Another fertility procedure is Oocyte cryopreservation (egg freezing), which involves the preservation of oocytes by freezing them. These can then be thawed, fertilised, and transferred to the uterus through IVF. This gives women the ability to delay pregnancy while avoiding the infertility issues that arise from germ cell deterioration. Studies show no increased risk of congenital abnormalities in children born from ova that have been cryopreserved, and IVF from thawed eggs has a comparable successful implantation rate to eggs that have never been frozen. While chromosomal abnormalities are avoided with egg freezing, pregnancy at older age increases the risk of gestational diabetes, preeclampsia, preterm labor, and cesarean section regardless of conception method.

However, this field of reproductive technology is still developing and therapeutic interventions to halt or reverse the process of reproductive ageing in women is limited, despite the potential of stem cells which may be used to restore the ovarian reserve.

=== Complications ===
The age of the mother is a risk factor for a number of conditions. Pregnant women over 35 years of age are at increased risk for hypertension during pregnancy, eclampsia (hypertension during pregnancy with seizures), and gestational diabetes. Furthermore, there is also a greater risk for delivery complications, including stillbirth, miscarriage, and complications leading to delivery via caesarean section.
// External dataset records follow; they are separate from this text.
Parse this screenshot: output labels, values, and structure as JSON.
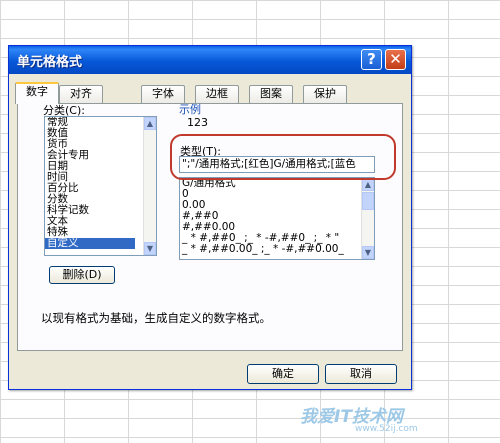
{
  "dialog": {
    "title": "单元格格式",
    "help_icon": "?",
    "close_icon": "✕"
  },
  "tabs": [
    {
      "label": "数字",
      "active": true
    },
    {
      "label": "对齐"
    },
    {
      "label": "字体"
    },
    {
      "label": "边框"
    },
    {
      "label": "图案"
    },
    {
      "label": "保护"
    }
  ],
  "category": {
    "label": "分类(C):",
    "items": [
      "常规",
      "数值",
      "货币",
      "会计专用",
      "日期",
      "时间",
      "百分比",
      "分数",
      "科学记数",
      "文本",
      "特殊",
      "自定义"
    ],
    "selected": "自定义"
  },
  "sample": {
    "label": "示例",
    "value": "123"
  },
  "type": {
    "label": "类型(T):",
    "value": "\";\"/通用格式;[红色]G/通用格式;[蓝色",
    "list": [
      "G/通用格式",
      "0",
      "0.00",
      "#,##0",
      "#,##0.00",
      "_ * #,##0_ ;_ * -#,##0_ ;_ * \"",
      "_ * #,##0.00_ ;_ * -#,##0.00_"
    ]
  },
  "delete_button": "删除(D)",
  "description": "以现有格式为基础，生成自定义的数字格式。",
  "ok_button": "确定",
  "cancel_button": "取消",
  "watermark": {
    "main": "我爱IT技术网",
    "sub": "www.52ij.com"
  }
}
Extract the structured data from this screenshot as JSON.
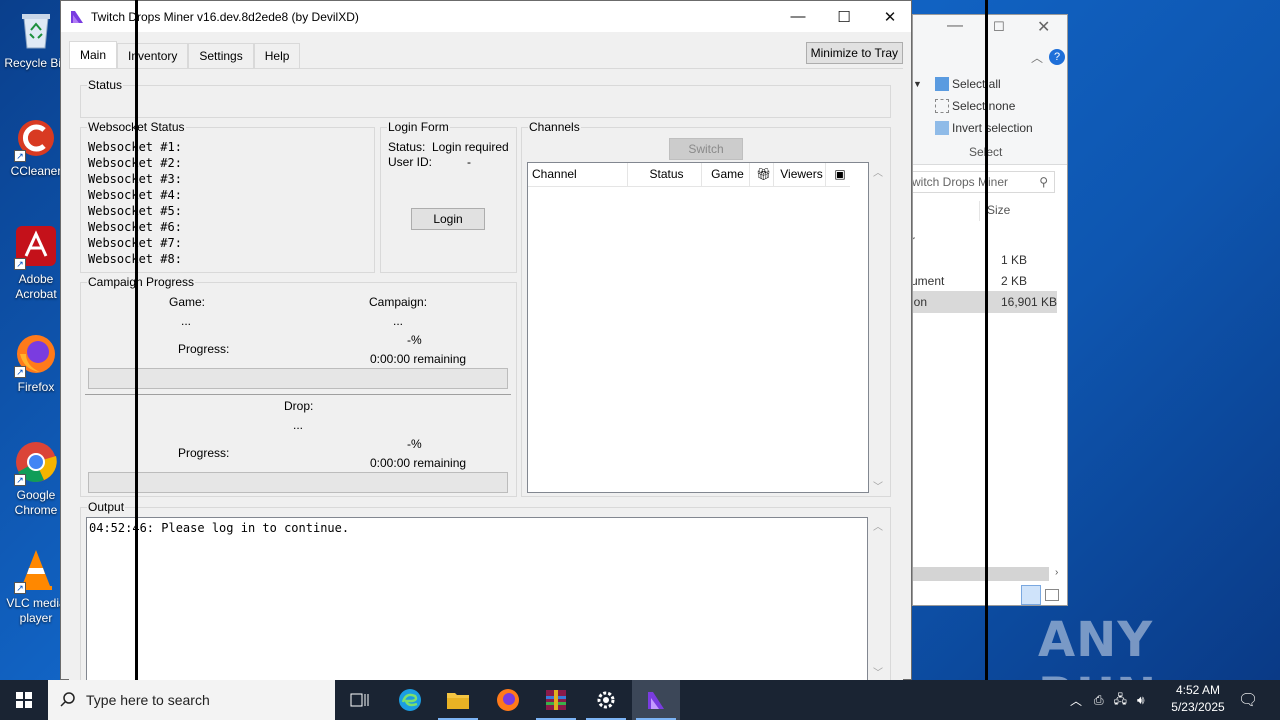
{
  "desktop": {
    "icons": [
      {
        "label": "Recycle Bin",
        "icon": "recycle-bin-icon"
      },
      {
        "label": "CCleaner",
        "icon": "ccleaner-icon"
      },
      {
        "label": "Adobe Acrobat",
        "icon": "adobe-acrobat-icon"
      },
      {
        "label": "Firefox",
        "icon": "firefox-icon"
      },
      {
        "label": "Google Chrome",
        "icon": "chrome-icon"
      },
      {
        "label": "VLC media player",
        "icon": "vlc-icon"
      }
    ],
    "watermark": "ANY RUN"
  },
  "explorer": {
    "select_all": "Select all",
    "select_none": "Select none",
    "invert_selection": "Invert selection",
    "select_group": "Select",
    "search_placeholder": "witch Drops Miner",
    "size_header": "Size",
    "rows": [
      {
        "name": "r",
        "size": ""
      },
      {
        "name": "",
        "size": "1 KB"
      },
      {
        "name": "ument",
        "size": "2 KB"
      },
      {
        "name": "ion",
        "size": "16,901 KB"
      }
    ]
  },
  "window": {
    "title": "Twitch Drops Miner v16.dev.8d2ede8 (by DevilXD)",
    "tabs": [
      "Main",
      "Inventory",
      "Settings",
      "Help"
    ],
    "active_tab": "Main",
    "minimize_to_tray": "Minimize to Tray"
  },
  "status": {
    "legend": "Status",
    "text": ""
  },
  "websocket": {
    "legend": "Websocket Status",
    "rows": [
      "Websocket #1:",
      "Websocket #2:",
      "Websocket #3:",
      "Websocket #4:",
      "Websocket #5:",
      "Websocket #6:",
      "Websocket #7:",
      "Websocket #8:"
    ]
  },
  "login": {
    "legend": "Login Form",
    "status_label": "Status:",
    "status_value": "Login required",
    "userid_label": "User ID:",
    "userid_value": "-",
    "login_button": "Login"
  },
  "campaign": {
    "legend": "Campaign Progress",
    "game_label": "Game:",
    "game_value": "...",
    "campaign_label": "Campaign:",
    "campaign_value": "...",
    "progress_label": "Progress:",
    "campaign_percent": "-%",
    "campaign_remaining": "0:00:00 remaining",
    "drop_label": "Drop:",
    "drop_value": "...",
    "drop_progress_label": "Progress:",
    "drop_percent": "-%",
    "drop_remaining": "0:00:00 remaining",
    "campaign_progress_fraction": 0,
    "drop_progress_fraction": 0
  },
  "channels": {
    "legend": "Channels",
    "switch_button": "Switch",
    "columns": [
      "Channel",
      "Status",
      "Game",
      "gift-icon",
      "Viewers",
      "acl-icon"
    ]
  },
  "output": {
    "legend": "Output",
    "lines": [
      "04:52:46: Please log in to continue."
    ]
  },
  "taskbar": {
    "search_placeholder": "Type here to search",
    "time": "4:52 AM",
    "date": "5/23/2025"
  }
}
Fetal complications are also high for women of advanced maternal age. One well-known risk is Down syndrome. According to the Academy of Obstetrics and Gynecology, the risk for Down syndrome increases proportionally to maternal age. Other complications in women of advanced maternal age can include cardiac issues, esophageal atresia, hypospadias, and craniosynostosis. Finally, there is also an increased risk for premature birth and babies with low birth weight.

Probability of conceiving a child with Down syndrome according to maternal age by NDSS:

| Age of Mother at Birth (years) | Probability |
|---|---|
| 20 | 1 in 2000 |
| 24 | 1 in 1300 |
| 25 | 1 in 1200 |
| 29 | 1 in 950 |
| 30 | 1 in 900 |
| 34 | 1 in 450 |
| 35 | 1 in 350 |
| 39 | 1 in 150 |
| 40 | 1 in 100 |
| 44 | 1 in 40 |
| 45 | 1 in 30 |
| 49 | 1 in 10 |

==Ovarian aging==
The capability to repair DNA strand breaks decreases with age. The repair pathway involves BRCA1 protein (breast cancer type 1 susceptibility protein) and ATM (ataxia–telangiectasia mutated) serine/threonine kinase. The specific DNA repair pathway affected by age is the homologous recombination DNA repair pathway. In general, women with BRCA1 mutations have lower ovarian reserves and experience earlier menopause. In mice, some delay of ovarian aging after treatment was shown.